Another former PDVSA executive, Horacio Medina, said less focus should be placed on the legalities of the Citgo seizure on behalf of the interim government.
“This is a problem that cannot be resolved 100 percent by legalistic means because it is a political problem,” Medina said.
Keeping creditors at bay and Citgo’s financial head above water is equally as important, Medina said. Among the major creditors are two Canadian mining companies, Cristallex and Rusoro Mining, both of which have sought to auction off parts of Citgo, and ConocoPhillips, which has seized some PDVSA assets in the Caribbean as part of efforts to be repaid by Venezuela.
Medina said he believed that Guaido should use some Venezuelan assets at his disposal now to make payments to the creditors. “I think this would be a tremendously important confidence-building gesture,” he said.
Payments to Rosneft on its secured collateral will be due in March, putting more pressure on Citgo’s finances.
“There are a lot of moving parts,” Dallen said.
Guaidó’, supported by some 20 nations in addition to the United States that recognize him as the head of state, could seek a resolution from the Organization of American States for a type of “debt shield” like the U.N. resolution that allowed Iraq to rebuild after the 2003 U.S.-led war before repaying creditors, Dallen said.
Of Citgo’s three refineries, the two in Louisiana and Texas rely on heavy Venezuelan crude, and face potential cutoff as Maduro’s government looks to market crude in other non-U.S. markets.

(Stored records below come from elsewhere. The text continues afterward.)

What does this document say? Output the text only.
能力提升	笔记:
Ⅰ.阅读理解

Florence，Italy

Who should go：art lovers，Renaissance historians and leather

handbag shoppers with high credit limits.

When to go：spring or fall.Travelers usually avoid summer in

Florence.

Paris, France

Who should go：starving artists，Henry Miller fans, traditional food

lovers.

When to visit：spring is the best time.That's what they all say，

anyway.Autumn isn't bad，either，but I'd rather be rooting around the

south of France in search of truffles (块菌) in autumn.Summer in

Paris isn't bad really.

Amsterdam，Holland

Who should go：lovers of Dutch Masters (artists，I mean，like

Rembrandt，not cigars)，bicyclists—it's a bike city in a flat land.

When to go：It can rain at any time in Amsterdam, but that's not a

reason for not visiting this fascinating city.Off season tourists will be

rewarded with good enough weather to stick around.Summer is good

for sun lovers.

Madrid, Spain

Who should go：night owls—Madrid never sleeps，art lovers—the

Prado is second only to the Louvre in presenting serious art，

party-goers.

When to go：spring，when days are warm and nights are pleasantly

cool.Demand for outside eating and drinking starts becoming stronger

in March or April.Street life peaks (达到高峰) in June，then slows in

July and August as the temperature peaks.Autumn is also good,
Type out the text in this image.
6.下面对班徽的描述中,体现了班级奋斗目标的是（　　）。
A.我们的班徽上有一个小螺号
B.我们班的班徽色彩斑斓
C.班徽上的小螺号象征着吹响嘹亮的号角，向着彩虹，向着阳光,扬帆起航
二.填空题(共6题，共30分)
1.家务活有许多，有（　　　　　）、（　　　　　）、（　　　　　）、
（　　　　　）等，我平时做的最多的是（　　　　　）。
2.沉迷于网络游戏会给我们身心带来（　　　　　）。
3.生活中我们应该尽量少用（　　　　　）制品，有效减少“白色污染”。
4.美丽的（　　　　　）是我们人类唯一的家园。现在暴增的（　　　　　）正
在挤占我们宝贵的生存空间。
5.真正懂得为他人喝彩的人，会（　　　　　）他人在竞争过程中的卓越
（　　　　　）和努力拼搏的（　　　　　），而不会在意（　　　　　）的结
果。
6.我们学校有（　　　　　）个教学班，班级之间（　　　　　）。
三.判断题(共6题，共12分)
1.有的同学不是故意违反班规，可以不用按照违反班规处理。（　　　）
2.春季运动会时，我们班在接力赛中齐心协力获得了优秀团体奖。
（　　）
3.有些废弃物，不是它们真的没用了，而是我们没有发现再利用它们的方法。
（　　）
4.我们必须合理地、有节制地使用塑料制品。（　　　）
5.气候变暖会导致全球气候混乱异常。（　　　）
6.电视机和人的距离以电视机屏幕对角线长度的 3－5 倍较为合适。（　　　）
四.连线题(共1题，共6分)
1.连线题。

Both Dallen and Fernandez said the Trump administration could help those two refineries by releasing crude from the Strategic Petroleum Reserve, underground salt caverns that contain a reservoir of crude for use in national emergencies and to smooth out price volatility.
At a Senate Intelligence Committee hearing Tuesday, Director of National Intelligence Dan Coats was asked about the crisis in Venezuela, and said: “It’s a very tenuous situation right now, as you know.”